Let us define some InfluxDB key terms that are commonly used while using this database.
Bucket: A bucket is a specified place where the data is stored. While creating a bucket you specify the name and the time period for the data to get deleted.
Point: A point consists of a set of data in a row. It comprises of a measurement, tag set, field key, field value and a timestamp.
Tag (tag key and tag value): The columns in a data are known as tags. A tag consists of a set of data that gives us information about other data that are usually queried. Although they are optional but it helps in organizing the data in an efficient manner. They are indexed.
Field (field key and field value): A field consists of a field key and a field value stored in their respective columns. They are not indexed.

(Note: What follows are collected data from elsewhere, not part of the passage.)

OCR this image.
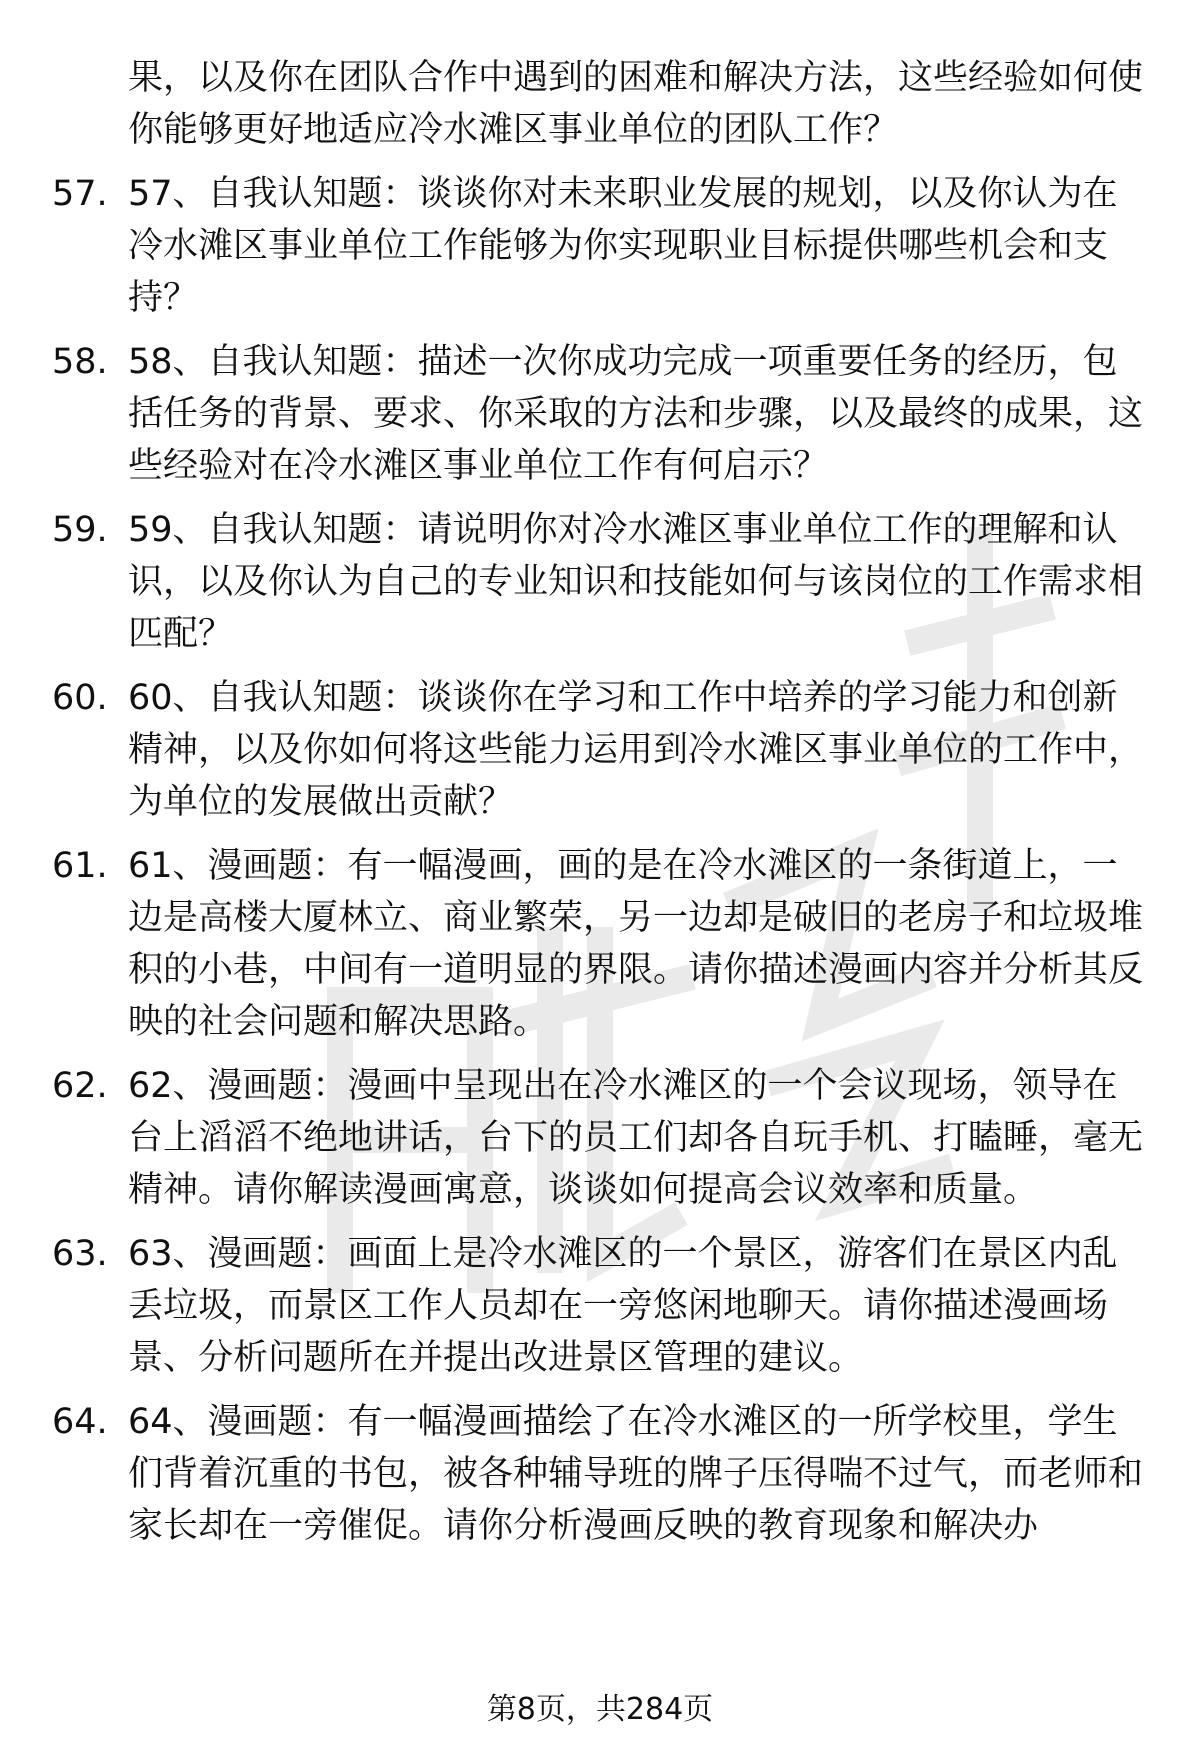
果，以及你在团队合作中遇到的困难和解决方法，这些经验如何使你能够更好地适应冷水滩区事业单位的团队工作？

57. 57、自我认知题：谈谈你对未来职业发展的规划，以及你认为在冷水滩区事业单位工作能够为你实现职业目标提供哪些机会和支持？
58. 58、自我认知题：描述一次你成功完成一项重要任务的经历，包括任务的背景、要求、你采取的方法和步骤，以及最终的成果，这些经验对在冷水滩区事业单位工作有何启示？
59. 59、自我认知题：请说明你对冷水滩区事业单位工作的理解和认识，以及你认为自己的专业知识和技能如何与该岗位的工作需求相匹配？
60. 60、自我认知题：谈谈你在学习和工作中培养的学习能力和创新精神，以及你如何将这些能力运用到冷水滩区事业单位的工作中，为单位的发展做出贡献？
61. 61、漫画题：有一幅漫画，画的是在冷水滩区的一条街道上，一边是高楼大厦林立、商业繁荣，另一边却是破旧的老房子和垃圾堆积的小巷，中间有一道明显的界限。请你描述漫画内容并分析其反映的社会问题和解决思路。
62. 62、漫画题：漫画中呈现出在冷水滩区的一个会议现场，领导在台上滔滔不绝地讲话，台下的员工们却各自玩手机、打瞌睡，毫无精神。请你解读漫画寓意，谈谈如何提高会议效率和质量。
63. 63、漫画题：画面上是冷水滩区的一个景区，游客们在景区内乱丢垃圾，而景区工作人员却在一旁悠闲地聊天。请你描述漫画场景、分析问题所在并提出改进景区管理的建议。
64. 64、漫画题：有一幅漫画描绘了在冷水滩区的一所学校里，学生们背着沉重的书包，被各种辅导班的牌子压得喘不过气，而老师和家长却在一旁催促。请你分析漫画反映的教育现象和解决办
第8页，共284页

Here a field key is a string type that depicts the name of the field. A field value on the other hand depicts the value of the field. It can be type string, float, int or boolean.
Measurement: This shows the data (tags, fields, timestamps) stored in the related fields. A measurement name is a string and is chosen in such a way that it describes the data it holds.
Recommended Reading: InfluxDB data elements
Setting up an InfluxDB Database
Now let us see how to easily set up our InfluxDB database for ESP32 data logging. Firstly, head over to the official InfluxDB website (https://www.influxdata.com/) and click the ‘Get InfluxDB’ button as highlighted below.
You will have to create a free InfluxDB cloud account. You can either continue with your Google or Microsoft account or login by providing your details as shown below to create an account.
The next step is to choose where you would like to store the data. We are selecting Google Cloud as storage. You also have the option of using Amazon web services and Microsoft Azure. Moreover, the company name will also be required. Do not forget to tick the agreement after reading it.
Next up we will be asked to select a plan. We will stick with the ‘Free’ plan as it works well with our projects.
Now the get started page will open up. By now we have successfully logged into InfluxDB, set our storage destination and chosen our InfluxDB cloud plan. Now we are ready to load data.
Load Data
To load data to InfluxDB start by clicking the More button as highlighted below.
This will open the load data section. Here under the ‘Sources’ tab select Arduino as the client library.
This will open up the bucket page with sample code as well. Currently we don’t have any bucket. First, we will have to create a bucket. Click ‘+ CREATE BUCKET’ to proceed forward.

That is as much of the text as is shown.